The terrorist group and other insurgents killed about 1,200 people, mostly civilians, in the devastating Oct. 7 attack that started the war, and took about 250 other hostages.
More than a hundred prisoners, mostly women and children, were freed during the November ceasefire in exchange for 240 Palestinian prisoners in Israel.
The Israeli army said Tuesday it was fighting rebels in areas of the Strip, including the southern city of Khan Younis, where it said Monday it had killed dozens of fighters.
An Israeli airstrike hit an apartment building in the city, killing two parents and four of their five children, according to the children’s grandfather.

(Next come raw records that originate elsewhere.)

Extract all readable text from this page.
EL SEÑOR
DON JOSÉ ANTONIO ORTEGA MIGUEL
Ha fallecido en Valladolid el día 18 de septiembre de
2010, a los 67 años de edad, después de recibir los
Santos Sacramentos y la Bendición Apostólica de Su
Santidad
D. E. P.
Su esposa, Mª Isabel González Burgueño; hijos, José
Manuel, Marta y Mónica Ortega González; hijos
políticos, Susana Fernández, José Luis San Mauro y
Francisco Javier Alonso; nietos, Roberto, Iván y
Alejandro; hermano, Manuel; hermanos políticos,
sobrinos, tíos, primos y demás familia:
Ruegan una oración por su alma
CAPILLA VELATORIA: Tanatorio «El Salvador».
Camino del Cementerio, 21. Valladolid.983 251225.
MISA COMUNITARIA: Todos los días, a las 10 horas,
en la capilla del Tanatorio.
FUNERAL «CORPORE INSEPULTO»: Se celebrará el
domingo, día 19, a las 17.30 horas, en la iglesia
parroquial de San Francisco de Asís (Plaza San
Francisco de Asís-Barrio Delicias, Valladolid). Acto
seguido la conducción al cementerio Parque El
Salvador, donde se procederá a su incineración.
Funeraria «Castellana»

Mahmoud al-Khatib said his son Tariq, 41, was sleeping with his family when an Israeli warplane attacked their home in the middle of the night. The Israeli military does not usually comment on specific attacks, but blames Hamas for civilian deaths, claiming its fighters infiltrate civilian areas.
Humanitarian crisis
United Nations humanitarian observers said Tuesday that Israeli evacuation orders for the Strip now cover two-thirds of the territory, or 246 square kilometers (95 square miles). 1.78 million Palestinians – 77% of Gaza’s population – lived in the affected area before the war between Israel and Hamas began on October 7, following a deadly cross-border attack by rebels.
Displaced people have between 1.5 and 2 liters of water a day for drinking, cooking and washing, the United Nations Office for the Coordination of Humanitarian Affairs said in its latest daily report on Tuesday. Furthermore, a significant increase in chronic diarrhea among minors has been reported.
Parents with children face a particularly difficult challenge due to the high costs or lack of diapers, formula and milk.
Zainab Al-Zein, who is sheltering in the central town of Deir al-Balah, said she had to feed her 2.5-month-old daughter solid foods such as crackers and ground rice, much earlier than the normal six months, because she might not there was no milk or formula.
Source: AP
Source: Clarin
Mary Ortiz is a seasoned journalist with a passion for world events. As a writer for News Rebeat, she brings a fresh perspective to the latest global happenings and provides in-depth coverage that offers a deeper understanding of the world around us.